O uso de algemas é a prática e técnica de imobilização que tem garantido o sucesso das operações policiais de qualquer corporação que trate da Segurança Pública, no Brasil ou no exterior, ou seja, prisões sem vítimas fatais. A família do policial pode esperar que esse retorne para casa seguro, porque serão adotadas todas as medidas de segurança possíveis para a proteção do agente público: planejamento operacional, algemas, colete e arma de uso pessoal.
Em síntese, a Segurança Pública no Estado Democrático de Direito deve:
– coibir o uso arbitrário de algemas que vise à humilhação, perseguição, prejulgamento e discriminação do preso ou conduzido em detrimento da preservação da sua dignidade;
– usar algemas com a finalidade de prevenir, desestimular e coibir a reação do preso ou conduzido, através de sua imobilização e contenção, independentemente do enquadramento típico-penal da conduta censurada, pois a avaliação do estado anímico do réu/investigado é feita no ato da prisão e não só pelos fatos pretéritos cometidos;
– estabelecer o momento adequado para imobilização e contenção do preso, recomendado o uso de armas não-letais, desde a abordagem com a vocalização da ordem de prisão (?voz de prisão?) até a entrega do preso em estabelecimento prisional, ultimados os atos de polícia judiciária;
– colocar algemas a) para impedir, prevenir ou dificultar a fuga ou reação indevida do preso, desde que haja fundada suspeita ou justificado receio de que tanto venha a ocorrer; b) para evitar agressão do preso contra os próprios policiais, contra terceiros ou contra si mesmo; c) na condução de preso por ordem judicial ou em flagrante delito, salvo determinação justificada em contrário, sem prejuízo da avaliação da situação de risco no momento da prisão; d) para não comprometer o planejamento operacional ou fragilizar a vida e a segurança de terceiros, da vítima do delito apurado, da equipe policial e do preso ou conduzido;
– ter em mente que o manejo de algemas é uma alternativa ao uso de armas letais e ao uso de força desmedida e ocorrerá, em diversos níveis de gradação, mediante: a) a colaboração do preso ou conduzido; b.) a utilização de técnica policial adequada; c.) o recurso proporcional e razoável da força, com finalidade de imobilização e contenção.

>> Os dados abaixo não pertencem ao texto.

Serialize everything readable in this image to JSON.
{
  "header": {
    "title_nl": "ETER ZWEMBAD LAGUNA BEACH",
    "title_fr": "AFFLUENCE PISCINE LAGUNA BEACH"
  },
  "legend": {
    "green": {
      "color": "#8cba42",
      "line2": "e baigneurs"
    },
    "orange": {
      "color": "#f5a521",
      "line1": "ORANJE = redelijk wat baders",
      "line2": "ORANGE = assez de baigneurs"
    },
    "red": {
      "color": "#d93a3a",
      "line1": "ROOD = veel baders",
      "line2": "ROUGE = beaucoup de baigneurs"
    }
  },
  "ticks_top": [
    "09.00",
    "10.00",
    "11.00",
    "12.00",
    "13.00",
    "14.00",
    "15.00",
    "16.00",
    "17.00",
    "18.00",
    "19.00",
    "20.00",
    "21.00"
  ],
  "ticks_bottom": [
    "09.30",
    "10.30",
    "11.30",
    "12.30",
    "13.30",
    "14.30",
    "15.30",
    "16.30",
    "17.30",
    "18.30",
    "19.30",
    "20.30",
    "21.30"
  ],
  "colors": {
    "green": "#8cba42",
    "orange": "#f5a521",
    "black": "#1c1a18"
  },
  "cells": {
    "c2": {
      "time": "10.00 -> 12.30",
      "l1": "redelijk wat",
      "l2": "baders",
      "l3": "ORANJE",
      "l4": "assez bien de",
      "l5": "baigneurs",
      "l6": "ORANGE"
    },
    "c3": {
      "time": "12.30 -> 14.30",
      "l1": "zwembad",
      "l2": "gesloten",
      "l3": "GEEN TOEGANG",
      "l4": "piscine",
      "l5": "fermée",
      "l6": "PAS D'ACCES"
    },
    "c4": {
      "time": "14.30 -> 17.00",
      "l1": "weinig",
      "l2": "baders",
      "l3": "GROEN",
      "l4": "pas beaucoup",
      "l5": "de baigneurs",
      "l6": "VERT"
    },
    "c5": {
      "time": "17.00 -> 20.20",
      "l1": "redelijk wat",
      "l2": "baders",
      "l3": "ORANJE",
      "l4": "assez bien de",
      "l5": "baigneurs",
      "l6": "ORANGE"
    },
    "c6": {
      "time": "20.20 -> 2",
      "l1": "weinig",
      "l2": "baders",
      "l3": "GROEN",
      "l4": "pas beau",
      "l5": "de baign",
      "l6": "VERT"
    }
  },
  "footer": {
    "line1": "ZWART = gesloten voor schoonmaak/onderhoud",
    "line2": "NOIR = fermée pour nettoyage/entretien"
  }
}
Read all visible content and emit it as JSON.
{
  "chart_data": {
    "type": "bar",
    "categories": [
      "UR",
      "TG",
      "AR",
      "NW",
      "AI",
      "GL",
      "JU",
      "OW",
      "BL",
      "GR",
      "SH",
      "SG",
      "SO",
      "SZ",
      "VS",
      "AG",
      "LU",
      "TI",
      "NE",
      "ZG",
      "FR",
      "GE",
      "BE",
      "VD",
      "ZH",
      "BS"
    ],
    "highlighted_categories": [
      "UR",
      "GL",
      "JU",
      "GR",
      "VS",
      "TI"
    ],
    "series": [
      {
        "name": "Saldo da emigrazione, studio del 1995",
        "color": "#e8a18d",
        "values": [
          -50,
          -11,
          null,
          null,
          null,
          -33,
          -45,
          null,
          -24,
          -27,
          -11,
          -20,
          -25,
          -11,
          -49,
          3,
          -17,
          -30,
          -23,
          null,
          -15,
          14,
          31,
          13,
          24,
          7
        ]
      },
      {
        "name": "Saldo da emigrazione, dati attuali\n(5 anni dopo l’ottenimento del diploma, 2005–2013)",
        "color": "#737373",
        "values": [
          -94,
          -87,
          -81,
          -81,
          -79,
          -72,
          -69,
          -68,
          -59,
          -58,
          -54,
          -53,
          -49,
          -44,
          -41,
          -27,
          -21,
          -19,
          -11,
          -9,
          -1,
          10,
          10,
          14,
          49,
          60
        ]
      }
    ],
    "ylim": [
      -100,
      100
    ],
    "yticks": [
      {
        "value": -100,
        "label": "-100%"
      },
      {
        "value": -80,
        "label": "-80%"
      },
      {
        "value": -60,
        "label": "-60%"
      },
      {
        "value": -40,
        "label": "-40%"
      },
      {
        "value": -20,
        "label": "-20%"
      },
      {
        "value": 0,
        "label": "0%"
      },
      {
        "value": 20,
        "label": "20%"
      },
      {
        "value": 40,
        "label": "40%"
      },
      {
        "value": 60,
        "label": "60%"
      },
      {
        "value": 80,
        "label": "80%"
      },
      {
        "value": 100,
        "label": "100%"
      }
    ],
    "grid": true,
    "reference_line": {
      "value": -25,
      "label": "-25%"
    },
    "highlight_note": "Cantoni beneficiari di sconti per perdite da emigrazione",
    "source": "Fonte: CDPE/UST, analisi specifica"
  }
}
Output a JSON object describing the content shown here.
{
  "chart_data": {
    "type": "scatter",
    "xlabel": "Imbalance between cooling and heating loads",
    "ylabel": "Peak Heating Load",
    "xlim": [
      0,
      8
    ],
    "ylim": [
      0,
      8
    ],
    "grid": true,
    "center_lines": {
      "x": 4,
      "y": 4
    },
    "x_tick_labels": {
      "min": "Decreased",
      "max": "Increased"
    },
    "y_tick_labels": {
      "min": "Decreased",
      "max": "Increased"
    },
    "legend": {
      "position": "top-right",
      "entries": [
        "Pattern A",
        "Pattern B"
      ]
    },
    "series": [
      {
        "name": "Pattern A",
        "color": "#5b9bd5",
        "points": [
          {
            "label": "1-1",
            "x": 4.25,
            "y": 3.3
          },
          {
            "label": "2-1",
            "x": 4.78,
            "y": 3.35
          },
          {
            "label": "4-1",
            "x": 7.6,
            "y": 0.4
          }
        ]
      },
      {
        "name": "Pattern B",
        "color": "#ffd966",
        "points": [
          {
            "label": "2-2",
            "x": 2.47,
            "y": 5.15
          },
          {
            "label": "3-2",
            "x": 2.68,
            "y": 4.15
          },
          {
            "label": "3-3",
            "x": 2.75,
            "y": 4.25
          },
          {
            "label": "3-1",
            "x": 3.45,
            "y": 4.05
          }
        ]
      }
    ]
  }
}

A função policial transpassa a repressão à criminalidade. É também essencial que a vida seja preservada, como regra. E para que seja regra, e não exceção, o uso de algemas, desde que consciente e não arbitrário, deve ser incentivado e não reprimido.
Rodrigo Carneiro Gomes é delegado de Polícia Federal da Diretoria de Combate ao Crime Organizado. Professor da Academia Nacional de Polícia, pós-graduado em processo civil e segurança pública.